The experience:-
My friend, Eric Stapelfeld is the owner of website Cape Cod fishing. This website is all about fishing. He has also given me the credentials of the website. The website is made using a WordPress CMS (content management system). I just had to add images and some content on the website.
The website got hacked:-
But unfortunately, the website was hacked by the hackers and they changed the website into the eCommerce website. Last year, Eric Stapelfeld called me in San Francisco and said that someone had complained about the eCommerce services on his website. He believed that somebody is running an eCommerce service within a website and he was unaware of that.
Illegal activities on the website:-
The Cape Cod website is about information and posts about fishing. It also provides phone numbers to book trips. For an IT expert, it was very easy to hack such kind of website.
I told Eric that his website has been hacked and it is very difficult to retrieve the website. After three months, Eric called me about the current scenario of the website. He said that he is receiving warnings from Google. Something has gone wrong.

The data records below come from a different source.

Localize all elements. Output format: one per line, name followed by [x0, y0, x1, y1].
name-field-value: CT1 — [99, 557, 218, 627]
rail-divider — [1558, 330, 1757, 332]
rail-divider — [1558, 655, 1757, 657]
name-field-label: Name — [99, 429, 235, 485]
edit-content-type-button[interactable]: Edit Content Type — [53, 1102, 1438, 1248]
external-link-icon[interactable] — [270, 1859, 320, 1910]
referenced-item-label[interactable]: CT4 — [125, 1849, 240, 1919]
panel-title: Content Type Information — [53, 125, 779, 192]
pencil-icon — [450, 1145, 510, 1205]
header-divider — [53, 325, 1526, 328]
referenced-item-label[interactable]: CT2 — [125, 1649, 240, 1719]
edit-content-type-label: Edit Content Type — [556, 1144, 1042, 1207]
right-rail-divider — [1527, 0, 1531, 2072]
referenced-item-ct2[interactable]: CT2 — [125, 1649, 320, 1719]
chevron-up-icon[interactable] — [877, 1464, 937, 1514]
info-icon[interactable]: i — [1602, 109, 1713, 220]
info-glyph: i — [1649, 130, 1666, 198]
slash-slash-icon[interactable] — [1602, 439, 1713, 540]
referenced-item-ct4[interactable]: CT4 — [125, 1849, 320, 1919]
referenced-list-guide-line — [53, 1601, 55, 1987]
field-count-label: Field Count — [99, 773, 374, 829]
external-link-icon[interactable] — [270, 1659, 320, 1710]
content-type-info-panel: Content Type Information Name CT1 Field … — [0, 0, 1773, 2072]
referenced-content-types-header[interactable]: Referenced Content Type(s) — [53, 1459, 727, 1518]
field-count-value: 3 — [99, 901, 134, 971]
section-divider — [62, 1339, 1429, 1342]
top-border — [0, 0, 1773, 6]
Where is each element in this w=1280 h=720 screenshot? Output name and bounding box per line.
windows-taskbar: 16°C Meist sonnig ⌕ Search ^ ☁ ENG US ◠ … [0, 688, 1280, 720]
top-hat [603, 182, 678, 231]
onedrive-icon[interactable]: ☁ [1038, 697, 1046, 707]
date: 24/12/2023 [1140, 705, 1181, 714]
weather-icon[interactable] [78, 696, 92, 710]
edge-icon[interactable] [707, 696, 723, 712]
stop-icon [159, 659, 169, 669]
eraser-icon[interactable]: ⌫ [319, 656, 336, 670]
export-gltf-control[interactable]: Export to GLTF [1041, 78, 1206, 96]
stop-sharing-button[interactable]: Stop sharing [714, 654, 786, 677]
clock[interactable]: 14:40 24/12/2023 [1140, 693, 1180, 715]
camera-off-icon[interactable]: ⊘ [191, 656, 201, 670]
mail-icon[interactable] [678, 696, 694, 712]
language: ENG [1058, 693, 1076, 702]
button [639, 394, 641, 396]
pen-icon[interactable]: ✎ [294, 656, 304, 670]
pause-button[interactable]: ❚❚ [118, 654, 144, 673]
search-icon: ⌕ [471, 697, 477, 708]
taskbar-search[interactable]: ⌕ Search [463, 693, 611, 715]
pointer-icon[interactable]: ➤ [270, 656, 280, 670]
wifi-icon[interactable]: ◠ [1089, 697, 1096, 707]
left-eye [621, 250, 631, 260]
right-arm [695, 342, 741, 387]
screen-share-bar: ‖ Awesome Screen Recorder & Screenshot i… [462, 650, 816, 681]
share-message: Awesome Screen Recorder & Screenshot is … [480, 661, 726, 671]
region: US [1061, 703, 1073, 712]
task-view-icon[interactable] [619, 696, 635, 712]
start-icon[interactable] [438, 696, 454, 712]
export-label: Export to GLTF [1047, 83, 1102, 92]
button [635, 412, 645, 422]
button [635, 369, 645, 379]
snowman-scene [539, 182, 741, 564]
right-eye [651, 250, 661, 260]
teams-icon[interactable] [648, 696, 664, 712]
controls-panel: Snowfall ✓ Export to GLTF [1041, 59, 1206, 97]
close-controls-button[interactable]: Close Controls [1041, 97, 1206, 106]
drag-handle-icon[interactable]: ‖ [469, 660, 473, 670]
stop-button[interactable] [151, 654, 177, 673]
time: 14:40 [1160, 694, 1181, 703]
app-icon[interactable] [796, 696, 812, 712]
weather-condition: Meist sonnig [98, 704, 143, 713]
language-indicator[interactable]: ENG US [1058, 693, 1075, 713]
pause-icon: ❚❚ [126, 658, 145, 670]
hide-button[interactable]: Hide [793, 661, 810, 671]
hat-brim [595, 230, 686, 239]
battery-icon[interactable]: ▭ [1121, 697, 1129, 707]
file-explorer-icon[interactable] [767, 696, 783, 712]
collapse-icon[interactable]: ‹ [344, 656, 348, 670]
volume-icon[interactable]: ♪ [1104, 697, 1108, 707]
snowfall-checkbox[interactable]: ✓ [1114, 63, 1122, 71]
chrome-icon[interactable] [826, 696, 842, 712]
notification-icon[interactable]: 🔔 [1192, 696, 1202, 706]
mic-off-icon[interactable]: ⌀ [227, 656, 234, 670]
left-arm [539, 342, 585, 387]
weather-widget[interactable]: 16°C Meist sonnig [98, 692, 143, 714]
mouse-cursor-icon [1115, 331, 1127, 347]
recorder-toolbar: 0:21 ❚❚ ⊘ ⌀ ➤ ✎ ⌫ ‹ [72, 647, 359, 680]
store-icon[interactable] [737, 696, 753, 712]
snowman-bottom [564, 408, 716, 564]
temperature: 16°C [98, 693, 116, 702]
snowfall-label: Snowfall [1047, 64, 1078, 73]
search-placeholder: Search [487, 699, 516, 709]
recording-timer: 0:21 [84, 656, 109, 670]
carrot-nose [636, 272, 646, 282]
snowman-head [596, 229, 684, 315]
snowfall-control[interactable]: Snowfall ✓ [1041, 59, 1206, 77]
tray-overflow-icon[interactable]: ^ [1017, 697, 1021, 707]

When I typed hairballcharters.com on the internet, it gives me a warning that the site contains malware; hackers might attempt to install a malware program on my Mac that will delete all the data like messages, photos and credit cards information.
So, what’s the Solution:-
I then decided to call the web hosting services company Deluxe Hosting, where the site is hosted. After the conversation with them, I realized that they are not in a mood to fix the issue. They said they have found the infected data and deleted it. When I told them that Google is still showing the same message, the Deluxe Hosting stopped answering me.
Next step:-
When web hosting doesn't co-operate with me, then I called the person who developed the website. Jennifer Zelazny had great experience in web development. She finally agreed to solve my issue.
Inspection of the website:-
When she was inspecting the website, she told me that the website has been accessed by a plug-in or through WordPress. She found 20 doubtful WordPress core files and non-core files with names like ‘list.php’ and ‘apis.php’. She first deleted all the infected files and reset the passwords and updated the secret key in the wp-config.
Scanning:-
She then ran a scanner Exploit Scanner and Sucuri SiteCheck to check other malware on the website.
Google webmaster tools:-
I then give my Google webmaster tool’s credentials to her. She believes that Google will scan the website and gives it a clean chit.
I had two email addresses but I was not sure which one was the owner’s email id. Both email ids were made in a short time. When I opened the Google webmaster account, I had seen that the hacker had filed 47 sitemaps and submitted 565,192 web pages, of which 229,837 had been indexed.
I had seen that the hacker was trying to use the malware to insert links on the website and using the website map to create some kind of redirects.
Sitemaps:-
The hacker had created 47 separate sitemaps using redirects from the website, all averaging 70,000 lines of code.
eCommerce website:-
The hacker had changed the fishing website into the Japanese eCommerce website.
Google tools:-
Google tools helped to keep the hacker from further access to the website. It shows the tag associated with each account. I show the details to Jenny and she deleted all the illegal sitemaps. Jennifer can’t believe that the website hacker had attacked the Google webmaster account. She shares her experience by saying that she had never seen such a thing is her whole career.
Security patches for WordPress:-
She then updated the WordPress security patches and the plug-ins. She has done the work in such a way that the updates take place automatically.
Security of the patches:-
Jennifer told me that sometimes the computer programmer or developer becomes unaware of the security of patches. Once your website becomes public, attackers then scan the WordPress site.
How to secure a WordPress site:-
According to Jennifer, you can secure your website by following five steps:
· Step #1:-
The first and most important step is to stay updated with WordPress updates. You just need to add code “define (‘WP_AUTO_UPDATE_CORE’, minor) in the file named “wp-config.php”. By following the above methods, your website will always remain up to date.
· Step # 2:-
You need to keep your WordPress plug-in up to date. Always use the Jetpack plugin that helps to select the plug-ins according to your demands.
· Step # 3:-
If you want to make your website extra secure, you need to consider plug-in Sucuri Security: Auditing, Malware Scanner and Security Hardening that allows you to do exactly what the name suggests. You can enable auditing to send the reports if any files are changed.
· Step # 4:-
It is recommended to install two-factor authentication to secure the website.
· Step # 5:-
Use the Google webmaster tool and check from time to time to make sure that your website has no sitemap or other errors.
Final words:-
Well, my friend Eric is pleased to see that big red screen on the website. If you ever visit Cap Cod, Eric would love to share the details about fishing.